Artificial intelligence is helping farmers better protect the food they grow. And that could mean being able to reliably feed more people.
mCROPS, a diagnostic tool for remotely predicting and preventing disease in cassava crops, lets local farmers in Uganda use smartphones to see if their plants are sick. Cassava is a core food for some 800 million people around the globe, who eat the vegetable as a main carbohydrate in their diets.
Now, rather than waiting for government experts to physically visit their fields, Ugandan farmers can upload smartphone pictures of the crops, which are then analyzed with computer vision.
The program can then let farmers know if they have a small issue on their hands that can be resolved or, in a more extreme case, if they need to rip up the field. Likewise, the tool can be used to search across images for how the disease is spreading.
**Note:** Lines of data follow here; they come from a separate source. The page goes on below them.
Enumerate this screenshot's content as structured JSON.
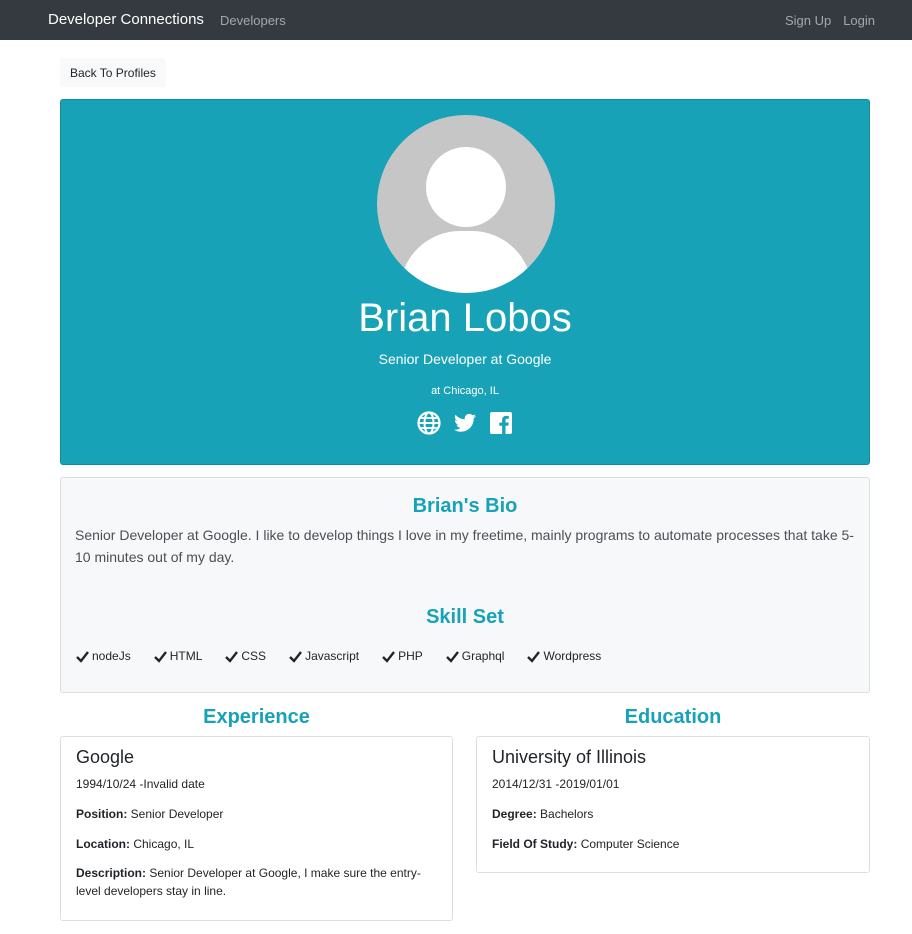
{
  "navbar": {
    "brand": "Developer Connections",
    "developers_link": "Developers",
    "signup_link": "Sign Up",
    "login_link": "Login"
  },
  "back_button": "Back To Profiles",
  "profile": {
    "name": "Brian Lobos",
    "tagline": "Senior Developer at Google",
    "location": "at Chicago, IL",
    "socials": [
      "globe-icon",
      "twitter-icon",
      "facebook-icon"
    ]
  },
  "bio": {
    "title": "Brian's Bio",
    "text": "Senior Developer at Google. I like to develop things I love in my freetime, mainly programs to automate processes that take 5-10 minutes out of my day."
  },
  "skills": {
    "title": "Skill Set",
    "items": [
      "nodeJs",
      "HTML",
      "CSS",
      "Javascript",
      "PHP",
      "Graphql",
      "Wordpress"
    ]
  },
  "experience": {
    "title": "Experience",
    "company": "Google",
    "dates": "1994/10/24 -Invalid date",
    "position_label": "Position:",
    "position": "Senior Developer",
    "location_label": "Location:",
    "location": "Chicago, IL",
    "description_label": "Description:",
    "description": "Senior Developer at Google, I make sure the entry-level developers stay in line."
  },
  "education": {
    "title": "Education",
    "school": "University of Illinois",
    "dates": "2014/12/31 -2019/01/01",
    "degree_label": "Degree:",
    "degree": "Bachelors",
    "field_label": "Field Of Study:",
    "field": "Computer Science"
  },
  "colors": {
    "navbar": "#343a40",
    "accent": "#17a2b8",
    "bio_bg": "#f7f8f9"
  }
}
An ocean away, farms in the United States and Mexico are also benefiting from AI. Using technology developed by Tel Aviv-based agricultural technology company Prospera, tomato grower NatureSweet is keeping a better eye on its plants. The company puts cameras in the ceilings of its greenhouses that take pictures then analyzed by Prospera’s software for plants that may be sick or infested. This provides monitoring much more quickly than the previous manual method, where employees walked the greenhouses weekly to evaluate the plants.
And that’s just the tip of the iceberg when it comes to putting AI to work with crops. As the population continues to increase and climate change makes crop growth more complex, every tool that can increase yield and efficacy will be crucial in the decades ahead.